Baobab chiede così alla Questura e al Prefetto di Taranto un elenco delle persone sbarcate e dei rispettivi centri di accoglienza. La Prefettura di Taranto a luglio replica che la richiesta è «poco efficace» in luce degli otto anni trascorsi dall’evento. Dopo un ulteriore passaggio con il Garante per la Privacy e l’avvocatura Distrettuale di Lecce in merito alle corrette modalità di condivisione della lista richiesta dall’Ong, accade l’inaspettato: i documenti non esistono più. La Prefettura risponde che «a seguito di ripetute ricerche anche negli archivi di deposito di questa Prefettura, non sono stati rinvenuti gli atti relativi allo sbarco di migranti avvenuto a Taranto in data 20/10/2015». Tuttavia, non ci sono tracce di sparizione di quei documenti nella data dello sbarco. “Questo è un impedimento al diritto di difesa” sostiene Romeo. In ogni modo, le ricerche continuano. “Dopo il lancio della campagna qualcuno che ha fatto quel viaggio si è messo in contatto con noi e adesso stiamo cercando di tirare questo filo per vedere dove ci porta” aggiunge.

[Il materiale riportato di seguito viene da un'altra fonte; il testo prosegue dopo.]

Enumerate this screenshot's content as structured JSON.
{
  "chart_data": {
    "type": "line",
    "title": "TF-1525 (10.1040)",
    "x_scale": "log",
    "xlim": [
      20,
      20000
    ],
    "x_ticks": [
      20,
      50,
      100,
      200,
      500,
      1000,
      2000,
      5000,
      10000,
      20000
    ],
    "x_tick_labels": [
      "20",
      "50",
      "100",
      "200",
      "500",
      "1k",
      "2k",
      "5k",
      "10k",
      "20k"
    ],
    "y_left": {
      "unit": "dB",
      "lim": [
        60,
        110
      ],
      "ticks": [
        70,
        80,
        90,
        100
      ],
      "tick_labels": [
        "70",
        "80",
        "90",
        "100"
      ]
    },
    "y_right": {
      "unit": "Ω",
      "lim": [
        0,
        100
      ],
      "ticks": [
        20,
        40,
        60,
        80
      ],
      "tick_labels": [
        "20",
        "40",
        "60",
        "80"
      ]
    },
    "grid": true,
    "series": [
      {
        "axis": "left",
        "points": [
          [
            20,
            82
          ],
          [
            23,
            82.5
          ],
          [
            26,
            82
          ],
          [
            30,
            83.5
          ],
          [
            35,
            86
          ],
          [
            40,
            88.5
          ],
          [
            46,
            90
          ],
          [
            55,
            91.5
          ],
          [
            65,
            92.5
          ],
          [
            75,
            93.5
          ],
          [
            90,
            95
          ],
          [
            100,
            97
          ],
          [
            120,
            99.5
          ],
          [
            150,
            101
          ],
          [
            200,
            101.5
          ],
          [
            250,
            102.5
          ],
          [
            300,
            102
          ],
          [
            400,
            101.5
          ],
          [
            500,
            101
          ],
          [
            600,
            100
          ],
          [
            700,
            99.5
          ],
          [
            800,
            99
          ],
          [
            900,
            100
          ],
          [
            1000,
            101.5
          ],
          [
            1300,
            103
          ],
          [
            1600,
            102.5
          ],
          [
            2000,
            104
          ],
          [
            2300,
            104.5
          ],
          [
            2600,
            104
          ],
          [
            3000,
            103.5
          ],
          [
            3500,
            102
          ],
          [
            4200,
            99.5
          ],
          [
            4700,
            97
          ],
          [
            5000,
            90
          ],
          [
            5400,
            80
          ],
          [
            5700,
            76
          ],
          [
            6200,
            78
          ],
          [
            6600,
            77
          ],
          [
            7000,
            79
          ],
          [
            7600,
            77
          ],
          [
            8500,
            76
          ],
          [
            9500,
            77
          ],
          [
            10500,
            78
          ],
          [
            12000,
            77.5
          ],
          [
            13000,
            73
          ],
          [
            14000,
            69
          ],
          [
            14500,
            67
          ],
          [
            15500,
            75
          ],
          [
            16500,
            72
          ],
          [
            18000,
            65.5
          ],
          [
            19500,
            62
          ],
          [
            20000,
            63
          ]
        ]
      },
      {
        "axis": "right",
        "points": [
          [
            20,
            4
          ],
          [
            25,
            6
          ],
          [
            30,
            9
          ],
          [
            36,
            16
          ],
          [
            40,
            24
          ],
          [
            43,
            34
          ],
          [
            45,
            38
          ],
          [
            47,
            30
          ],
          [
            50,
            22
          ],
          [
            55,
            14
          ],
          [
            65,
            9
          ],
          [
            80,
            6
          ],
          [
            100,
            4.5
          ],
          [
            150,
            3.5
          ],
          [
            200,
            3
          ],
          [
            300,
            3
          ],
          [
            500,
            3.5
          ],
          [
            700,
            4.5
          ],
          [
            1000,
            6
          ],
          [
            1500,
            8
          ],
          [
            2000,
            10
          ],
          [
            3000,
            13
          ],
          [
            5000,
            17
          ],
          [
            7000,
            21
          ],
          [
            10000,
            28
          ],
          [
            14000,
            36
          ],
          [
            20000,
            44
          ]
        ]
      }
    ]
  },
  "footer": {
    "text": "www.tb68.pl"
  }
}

Una revisione favorevole comporterebbe l’annullamento della sentenza di condanna e quindi la proclamazione di innocenza e il risarcimento del danno subito. Ma soprattutto“sarebbe un precedente importante per sensibilizzare sulla figura dello scafista, e mostrare come questa sia costruita a tavolino” dice Romeo.